Dynatrace today announced it has extended its observability capabilities via the launch of its PurePath 4 platform that adds support for the open source OpenTelemetry framework and W3C Trace Context specification for distributed tracing.
In addition, the company is adding support for service meshes and serverless computing frameworks running on Amazon Web Services (AWS), Microsoft Azure and Google Cloud Platform.
Alois Reitbauer, chief technology strategist for Dynatrace, said by adding support for open source tools to gather metrics, the total cost of achieving observability is being driven lower at a time when a transition to microservices-based applications is making the need to observe applications more crucial than ever.
Dynatrace is adding support for OpenTelemetry and W3C Trace Context to a platform that has already supported distributed tracing since 2006 via its OneAgent software. Dynatrace is now becoming the latest provider of observability tools to embrace open source software to instrument applications as part of an effort to focus engineering efforts on advancing analytics capabilities.
In the case of Dynatrace, those capabilities are driven by a Davis artificial intelligence (AI) engine embedded within the Dynatrace platform and SmartScape continuous topology mapping technology. The combination of those technologies makes it possible for Dynatrace to automatically discover changes to IT environments and surface the root cause of any issue that might arise, noted Reitbauer.
Despite being widely available via application performance monitoring (APM) tools, distributed tracing is now coming into vogue. As application environments become more complex, there is a need to more deeply analyze events to discover the root cause of an outage or performance issue.

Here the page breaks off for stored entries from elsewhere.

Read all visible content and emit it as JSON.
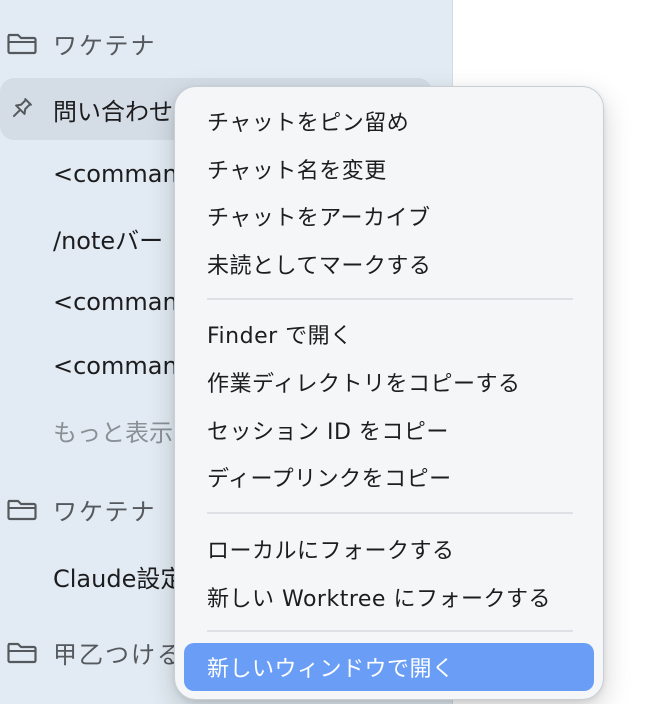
{
  "sidebar": {
    "folders": [
      {
        "label": "ワケテナ",
        "icon": "folder-icon"
      },
      {
        "label": "ワケテナ",
        "icon": "folder-icon"
      },
      {
        "label": "甲乙つける",
        "icon": "folder-icon"
      }
    ],
    "pinned_chat": {
      "label": "問い合わせ",
      "icon": "pin-icon"
    },
    "chats": [
      {
        "label": "<command"
      },
      {
        "label": "/noteバー"
      },
      {
        "label": "<command"
      },
      {
        "label": "<command"
      }
    ],
    "show_more": "もっと表示",
    "second_group_chats": [
      {
        "label": "Claude設定"
      }
    ]
  },
  "context_menu": {
    "groups": [
      [
        "チャットをピン留め",
        "チャット名を変更",
        "チャットをアーカイブ",
        "未読としてマークする"
      ],
      [
        "Finder で開く",
        "作業ディレクトリをコピーする",
        "セッション ID をコピー",
        "ディープリンクをコピー"
      ],
      [
        "ローカルにフォークする",
        "新しい Worktree にフォークする"
      ],
      [
        "新しいウィンドウで開く"
      ]
    ],
    "highlighted_item": "新しいウィンドウで開く",
    "highlight_color": "#6a9ef6"
  }
}
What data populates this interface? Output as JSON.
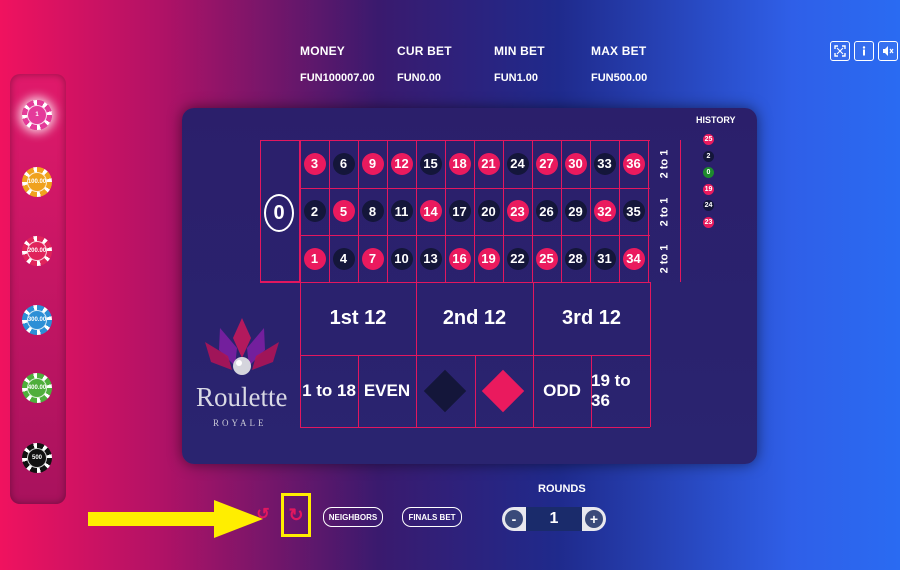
{
  "hud": {
    "money_label": "MONEY",
    "money_value": "FUN100007.00",
    "cur_bet_label": "CUR BET",
    "cur_bet_value": "FUN0.00",
    "min_bet_label": "MIN BET",
    "min_bet_value": "FUN1.00",
    "max_bet_label": "MAX BET",
    "max_bet_value": "FUN500.00"
  },
  "top_icons": [
    "fullscreen-icon",
    "info-icon",
    "mute-icon"
  ],
  "chips": [
    {
      "label": "1",
      "color": "#e43a9a"
    },
    {
      "label": "100.00",
      "color": "#f0a21e"
    },
    {
      "label": "200.00",
      "color": "#e0245b"
    },
    {
      "label": "300.00",
      "color": "#2c8fd6"
    },
    {
      "label": "400.00",
      "color": "#4fae3c"
    },
    {
      "label": "500",
      "color": "#111111"
    }
  ],
  "table": {
    "zero": "0",
    "rows": [
      [
        {
          "n": "3",
          "c": "red"
        },
        {
          "n": "6",
          "c": "black"
        },
        {
          "n": "9",
          "c": "red"
        },
        {
          "n": "12",
          "c": "red"
        },
        {
          "n": "15",
          "c": "black"
        },
        {
          "n": "18",
          "c": "red"
        },
        {
          "n": "21",
          "c": "red"
        },
        {
          "n": "24",
          "c": "black"
        },
        {
          "n": "27",
          "c": "red"
        },
        {
          "n": "30",
          "c": "red"
        },
        {
          "n": "33",
          "c": "black"
        },
        {
          "n": "36",
          "c": "red"
        }
      ],
      [
        {
          "n": "2",
          "c": "black"
        },
        {
          "n": "5",
          "c": "red"
        },
        {
          "n": "8",
          "c": "black"
        },
        {
          "n": "11",
          "c": "black"
        },
        {
          "n": "14",
          "c": "red"
        },
        {
          "n": "17",
          "c": "black"
        },
        {
          "n": "20",
          "c": "black"
        },
        {
          "n": "23",
          "c": "red"
        },
        {
          "n": "26",
          "c": "black"
        },
        {
          "n": "29",
          "c": "black"
        },
        {
          "n": "32",
          "c": "red"
        },
        {
          "n": "35",
          "c": "black"
        }
      ],
      [
        {
          "n": "1",
          "c": "red"
        },
        {
          "n": "4",
          "c": "black"
        },
        {
          "n": "7",
          "c": "red"
        },
        {
          "n": "10",
          "c": "black"
        },
        {
          "n": "13",
          "c": "black"
        },
        {
          "n": "16",
          "c": "red"
        },
        {
          "n": "19",
          "c": "red"
        },
        {
          "n": "22",
          "c": "black"
        },
        {
          "n": "25",
          "c": "red"
        },
        {
          "n": "28",
          "c": "black"
        },
        {
          "n": "31",
          "c": "black"
        },
        {
          "n": "34",
          "c": "red"
        }
      ]
    ],
    "column_bets": [
      "2 to 1",
      "2 to 1",
      "2 to 1"
    ],
    "dozens": [
      "1st 12",
      "2nd 12",
      "3rd 12"
    ],
    "outside": {
      "low": "1 to 18",
      "even": "EVEN",
      "odd": "ODD",
      "high": "19 to 36"
    },
    "colors": {
      "red": "#ea1a5e",
      "black": "#14163a",
      "line": "#e2175f"
    }
  },
  "logo": {
    "word": "Roulette",
    "sub": "ROYALE"
  },
  "history": {
    "title": "HISTORY",
    "items": [
      {
        "n": "25",
        "c": "red"
      },
      {
        "n": "2",
        "c": "black"
      },
      {
        "n": "0",
        "c": "green"
      },
      {
        "n": "19",
        "c": "red"
      },
      {
        "n": "24",
        "c": "black"
      },
      {
        "n": "23",
        "c": "red"
      }
    ]
  },
  "controls": {
    "neighbors": "NEIGHBORS",
    "finals_bet": "FINALS BET",
    "rounds_label": "ROUNDS",
    "rounds_value": "1",
    "minus": "-",
    "plus": "+"
  }
}
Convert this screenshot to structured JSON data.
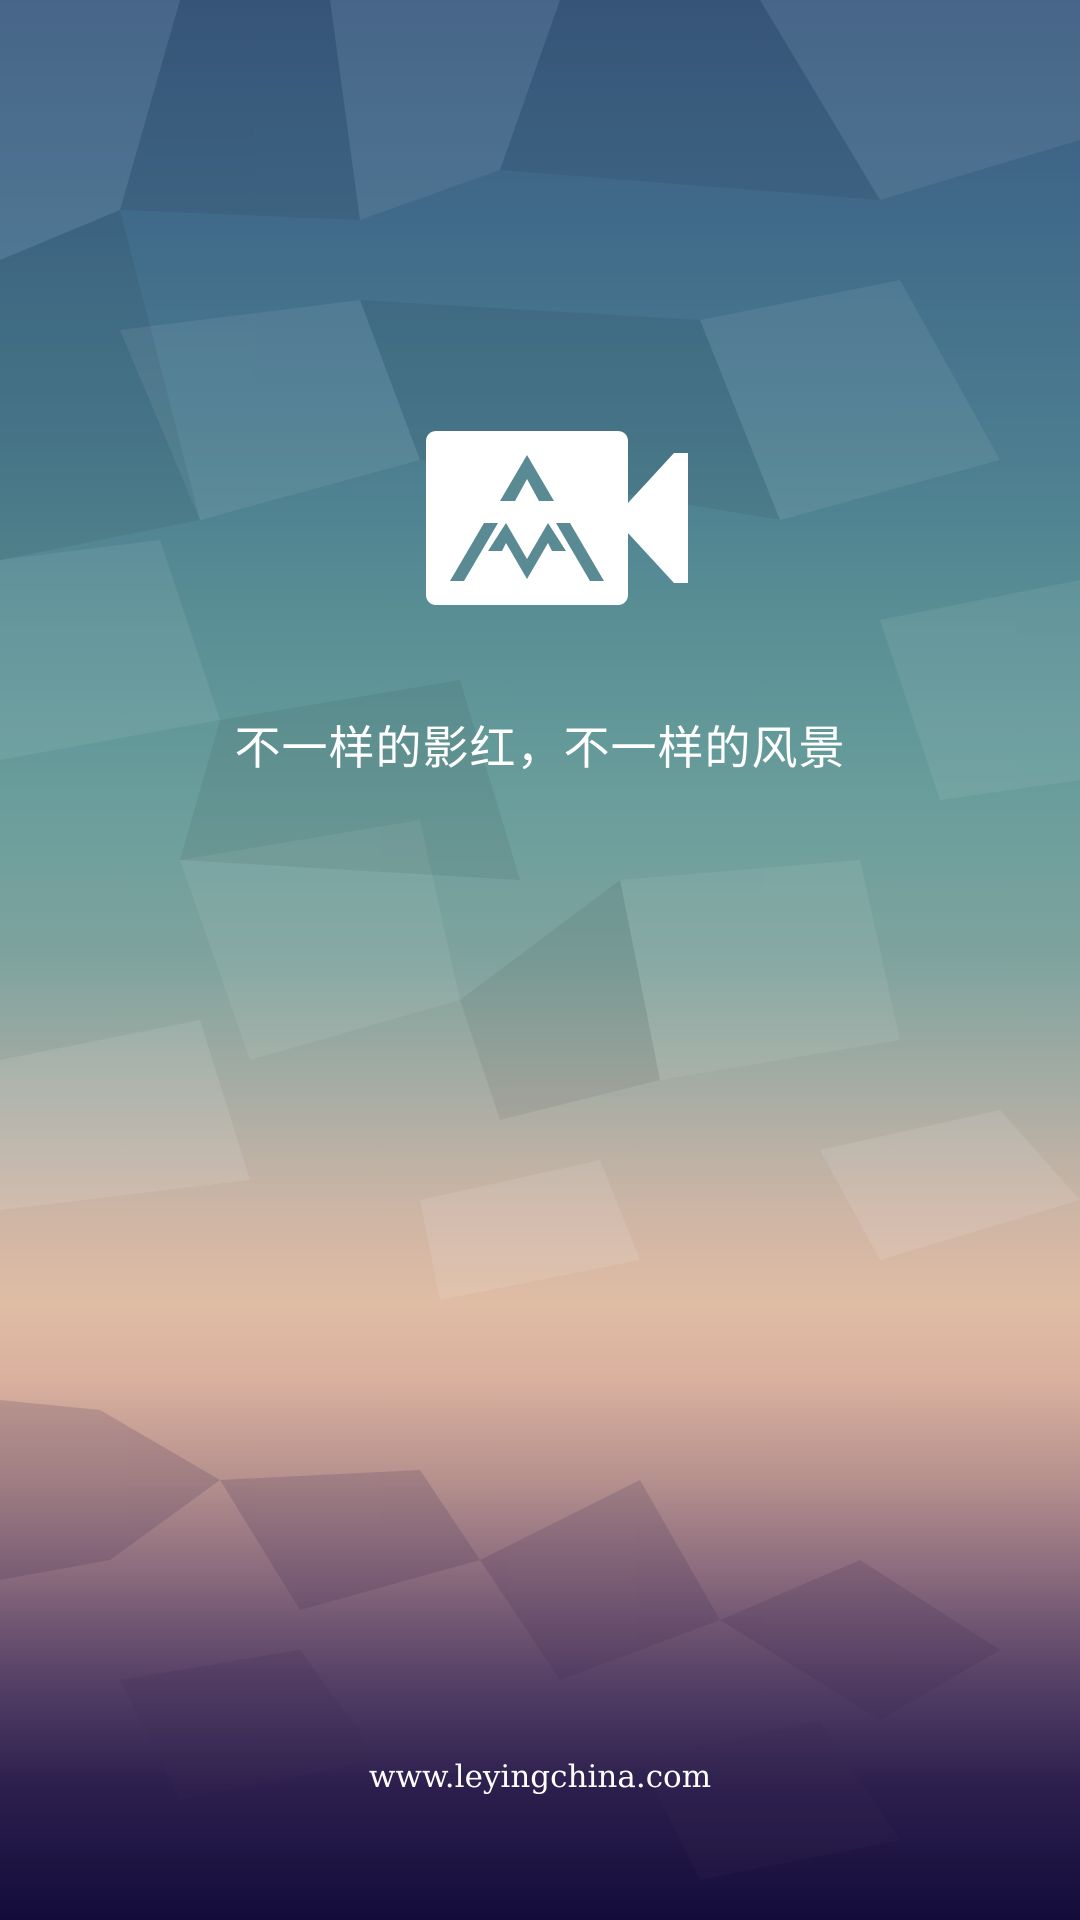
{
  "splash": {
    "tagline": "不一样的影红，不一样的风景",
    "website": "www.leyingchina.com",
    "logo_icon": "video-camera-mountain-logo"
  },
  "colors": {
    "text": "#ffffff",
    "logo_fill": "#ffffff",
    "logo_mark": "#5a8a94",
    "sky_top": "#3a5a80",
    "sky_mid": "#6a9e9c",
    "horizon": "#e0bca4",
    "ground_bottom": "#130c3a"
  }
}
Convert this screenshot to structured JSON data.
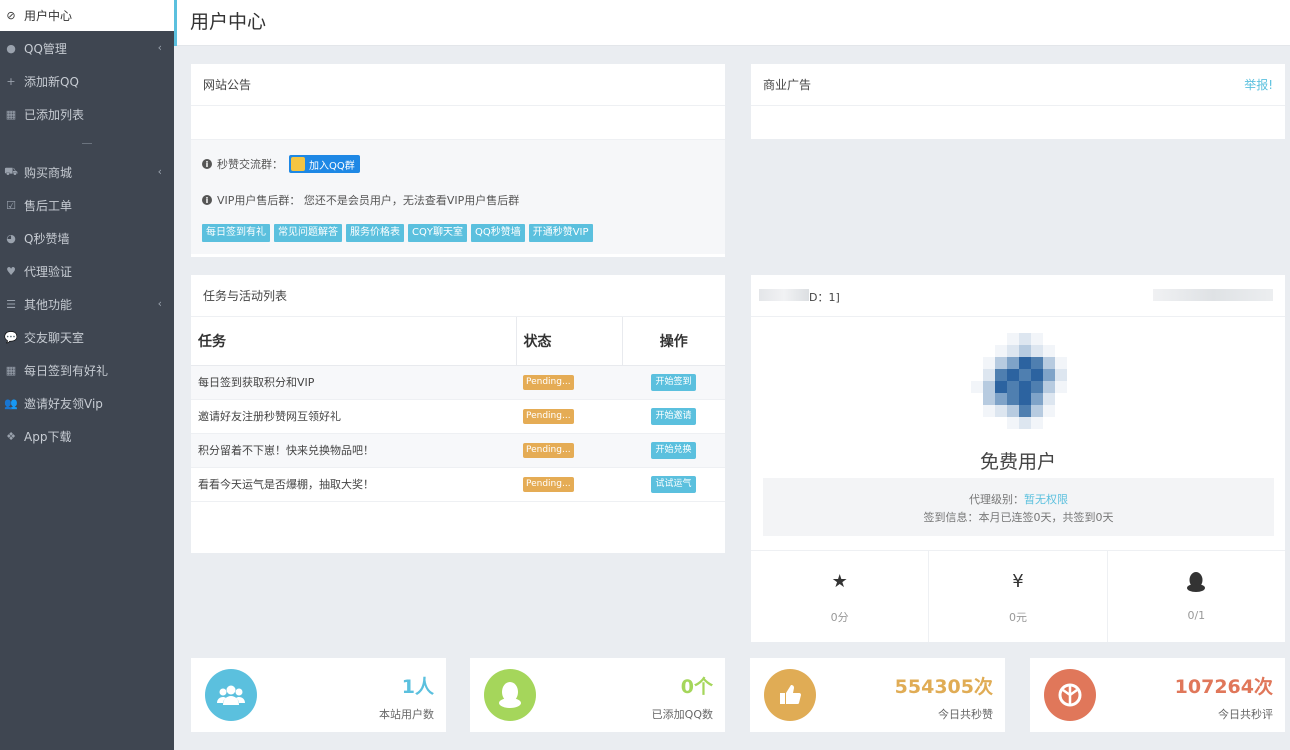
{
  "sidebar": {
    "items": [
      {
        "label": "用户中心",
        "icon": "dashboard-icon",
        "active": true
      },
      {
        "label": "QQ管理",
        "icon": "qq-icon",
        "has_arrow": true
      },
      {
        "label": "添加新QQ",
        "icon": "plus-icon"
      },
      {
        "label": "已添加列表",
        "icon": "list-icon"
      },
      {
        "label": "购买商城",
        "icon": "cart-icon",
        "has_arrow": true
      },
      {
        "label": "售后工单",
        "icon": "check-square-icon"
      },
      {
        "label": "Q秒赞墙",
        "icon": "chat-icon"
      },
      {
        "label": "代理验证",
        "icon": "heart-icon"
      },
      {
        "label": "其他功能",
        "icon": "menu-icon",
        "has_arrow": true
      },
      {
        "label": "交友聊天室",
        "icon": "comment-icon"
      },
      {
        "label": "每日签到有好礼",
        "icon": "table-icon"
      },
      {
        "label": "邀请好友领Vip",
        "icon": "users-icon"
      },
      {
        "label": "App下载",
        "icon": "app-icon"
      }
    ]
  },
  "header": {
    "title": "用户中心"
  },
  "notice": {
    "title": "网站公告",
    "group_label": "秒赞交流群：",
    "qq_button": "加入QQ群",
    "vip_text": "VIP用户售后群：  您还不是会员用户，无法查看VIP用户售后群",
    "chips": [
      "每日签到有礼",
      "常见问题解答",
      "服务价格表",
      "CQY聊天室",
      "QQ秒赞墙",
      "开通秒赞VIP"
    ]
  },
  "ad": {
    "title": "商业广告",
    "report": "举报!"
  },
  "tasks": {
    "title": "任务与活动列表",
    "columns": [
      "任务",
      "状态",
      "操作"
    ],
    "rows": [
      {
        "task": "每日签到获取积分和VIP",
        "status": "Pending...",
        "action": "开始签到"
      },
      {
        "task": "邀请好友注册秒赞网互领好礼",
        "status": "Pending...",
        "action": "开始邀请"
      },
      {
        "task": "积分留着不下崽！快来兑换物品吧！",
        "status": "Pending...",
        "action": "开始兑换"
      },
      {
        "task": "看看今天运气是否爆棚，抽取大奖！",
        "status": "Pending...",
        "action": "试试运气"
      }
    ]
  },
  "profile": {
    "uid_text": "D：1]",
    "user_type": "免费用户",
    "agent_label": "代理级别：",
    "agent_value": "暂无权限",
    "checkin": "签到信息：本月已连签0天，共签到0天",
    "stats": [
      {
        "icon": "star-icon",
        "glyph": "★",
        "value": "0分"
      },
      {
        "icon": "yen-icon",
        "glyph": "¥",
        "value": "0元"
      },
      {
        "icon": "qq-penguin-icon",
        "glyph": "",
        "value": "0/1"
      }
    ]
  },
  "cards": [
    {
      "value": "1人",
      "label": "本站用户数",
      "color": "#5bc0de",
      "icon": "users-icon"
    },
    {
      "value": "0个",
      "label": "已添加QQ数",
      "color": "#a5d65b",
      "icon": "qq-icon"
    },
    {
      "value": "554305次",
      "label": "今日共秒赞",
      "color": "#e0ac55",
      "icon": "thumbs-up-icon"
    },
    {
      "value": "107264次",
      "label": "今日共秒评",
      "color": "#e0775a",
      "icon": "rebel-icon"
    }
  ]
}
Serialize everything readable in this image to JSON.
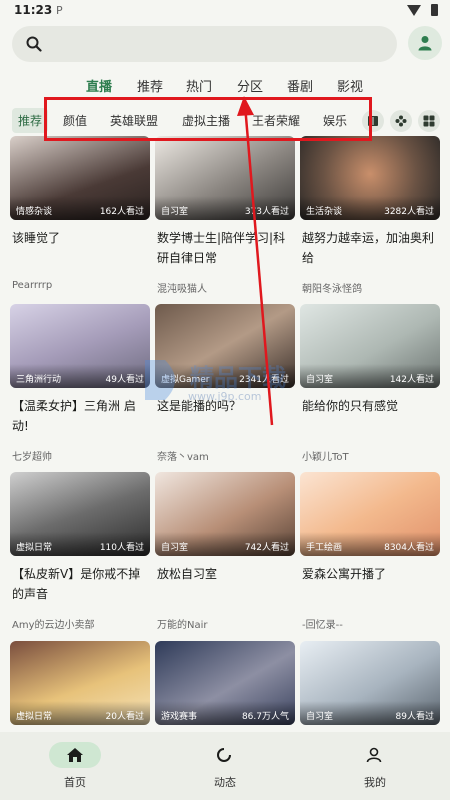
{
  "status": {
    "time": "11:23",
    "app_glyph": "P"
  },
  "header": {
    "search_placeholder": "",
    "user_icon": "person-icon"
  },
  "main_tabs": [
    {
      "label": "直播",
      "active": true
    },
    {
      "label": "推荐"
    },
    {
      "label": "热门"
    },
    {
      "label": "分区"
    },
    {
      "label": "番剧"
    },
    {
      "label": "影视"
    }
  ],
  "sub_tabs": [
    "推荐",
    "颜值",
    "英雄联盟",
    "虚拟主播",
    "王者荣耀",
    "娱乐"
  ],
  "sub_icons": [
    "book-icon",
    "gamepad-icon",
    "grid-icon"
  ],
  "annotation_color": "#e0181e",
  "cards": [
    {
      "category": "情感杂谈",
      "views": "162人看过",
      "title": "该睡觉了",
      "streamer": "Pearrrrp"
    },
    {
      "category": "自习室",
      "views": "373人看过",
      "title": "数学博士生|陪伴学习|科研自律日常",
      "streamer": "混沌吸猫人"
    },
    {
      "category": "生活杂谈",
      "views": "3282人看过",
      "title": "越努力越幸运，加油奥利给",
      "streamer": "朝阳冬泳怪鸽"
    },
    {
      "category": "三角洲行动",
      "views": "49人看过",
      "title": "【温柔女护】三角洲 启动!",
      "streamer": "七岁超帅"
    },
    {
      "category": "虚拟Gamer",
      "views": "2341人看过",
      "title": "这是能播的吗？",
      "streamer": "奈落丶vam"
    },
    {
      "category": "自习室",
      "views": "142人看过",
      "title": "能给你的只有感觉",
      "streamer": "小颖儿ToT"
    },
    {
      "category": "虚拟日常",
      "views": "110人看过",
      "title": "【私皮新V】是你戒不掉的声音",
      "streamer": "Amy的云边小卖部"
    },
    {
      "category": "自习室",
      "views": "742人看过",
      "title": "放松自习室",
      "streamer": "万能的Nair"
    },
    {
      "category": "手工绘画",
      "views": "8304人看过",
      "title": "爱森公寓开播了",
      "streamer": "-回忆录--"
    },
    {
      "category": "虚拟日常",
      "views": "20人看过",
      "title": "",
      "streamer": ""
    },
    {
      "category": "游戏赛事",
      "views": "86.7万人气",
      "title": "",
      "streamer": ""
    },
    {
      "category": "自习室",
      "views": "89人看过",
      "title": "",
      "streamer": ""
    }
  ],
  "bottom_nav": [
    {
      "label": "首页",
      "icon": "home-icon",
      "active": true
    },
    {
      "label": "动态",
      "icon": "refresh-icon"
    },
    {
      "label": "我的",
      "icon": "person-icon"
    }
  ],
  "watermark": {
    "text": "www.j9p.com"
  }
}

The challenge has been that applying that level of instrumentation to applications has been costly. Many IT organizations have historically limited the use of APM tools to their most mission-critical monolithic applications. It’s also worth remembering that three-tier applications are easier to troubleshoot because the potential source of any issue is probably already well-known to the IT team, he added.
Given all the dependencies that exist between microservices, however, Reitbauer said the need to understand what’s occurring within an application environment more deeply is becoming a bigger requirement.
Observability, of course, has always been a core tenet of best DevOps practices. The level of observability depth required by DevOps teams has tended to vary widely. Increased adoption of microservices-based applications invariably will push more IT organizations toward embracing DevOps at increasing levels of sophistication and maturity.
In the meantime, the observability wars among platform providers are intensifying. There’s no shortage of options to achieve that observability, so it will be up to each IT team to decide which platform might best suit their DevOps workflow. Dynatrace is betting that as more applications become instrumented, deciding which platform to employ will shift closer to the AI capabilities that enable issues to be resolved issue faster regardless of what type of application is deployed rather than the capabilities of the agent software employed to instrument applications.